At the center of this maelstrom stands Prabhas, an actor who has spent the last decade shouldering the burden of stoic, mythological heroism. Here, as Raju, he attempts a pivot back to the "vintage" looseness that endeared him to audiences in the early 2000s. There are flashes of genuine charisma—a relaxed shoulder slump, a wry smile—that suggest he is enjoying the liberation from heavy armor. However, a performance cannot exist in a vacuum. Prabhas is stranded in a screenplay that mistakes chaos for energy. The narrative architecture is frantic, piling romance, slapstick, and possession tropes on top of one another until the foundation cracks. The conflict with the ancestral spirit (played by a criminally underutilized Sanjay Dutt) promises a psychological duel between generations but dissolves into a noisy barrage of pyrotechnics.

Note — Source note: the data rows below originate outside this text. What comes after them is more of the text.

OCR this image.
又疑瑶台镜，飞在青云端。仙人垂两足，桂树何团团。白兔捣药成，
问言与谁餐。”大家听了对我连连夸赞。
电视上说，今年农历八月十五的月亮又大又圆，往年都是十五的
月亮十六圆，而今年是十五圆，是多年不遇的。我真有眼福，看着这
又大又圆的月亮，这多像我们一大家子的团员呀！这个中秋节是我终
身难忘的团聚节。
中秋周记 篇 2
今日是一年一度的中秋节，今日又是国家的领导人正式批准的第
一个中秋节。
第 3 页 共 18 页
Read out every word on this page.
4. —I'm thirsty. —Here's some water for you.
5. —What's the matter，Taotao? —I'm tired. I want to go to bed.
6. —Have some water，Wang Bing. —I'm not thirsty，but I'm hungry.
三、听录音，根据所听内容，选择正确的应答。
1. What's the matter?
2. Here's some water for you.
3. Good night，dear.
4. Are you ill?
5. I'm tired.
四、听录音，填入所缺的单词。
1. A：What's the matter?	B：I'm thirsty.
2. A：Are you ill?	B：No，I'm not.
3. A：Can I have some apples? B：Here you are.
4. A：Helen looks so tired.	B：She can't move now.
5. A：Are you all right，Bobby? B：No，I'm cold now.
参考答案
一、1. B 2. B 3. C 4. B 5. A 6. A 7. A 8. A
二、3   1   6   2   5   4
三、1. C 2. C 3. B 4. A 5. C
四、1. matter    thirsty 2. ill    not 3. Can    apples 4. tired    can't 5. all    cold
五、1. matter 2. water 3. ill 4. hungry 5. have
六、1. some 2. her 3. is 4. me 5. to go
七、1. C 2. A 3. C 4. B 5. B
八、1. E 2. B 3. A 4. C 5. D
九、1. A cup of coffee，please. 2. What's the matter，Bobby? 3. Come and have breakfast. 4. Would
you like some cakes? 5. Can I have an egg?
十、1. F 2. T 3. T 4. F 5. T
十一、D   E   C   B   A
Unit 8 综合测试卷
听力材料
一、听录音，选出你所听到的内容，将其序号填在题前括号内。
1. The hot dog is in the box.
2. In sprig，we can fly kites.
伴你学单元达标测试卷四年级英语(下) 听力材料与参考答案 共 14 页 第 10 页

Atmospheric moment capturing the film's attempt at gothic romance

Most disheartening is the film's treatment of its human element. The "emotional core"—ostensibly Raju’s quest to heal his grandmother’s fractured memory—is buried beneath the debris of excess. The female leads drift through the frames as ornamental vestiges of a bygone era of filmmaking, denied agency or depth. *The Rajasaab* ultimately serves as a cautionary tale about the perils of the "Pan-Indian" project. In trying to be a comedy, a horror, a fantasy, and a mass-market juggernaut all at once, it forgets to be a story. It is a loud, shimmering artifact that echoes with the sound of a director stretching his voice until it breaks, leaving the audience with the ghost of a good movie that never quite materialized.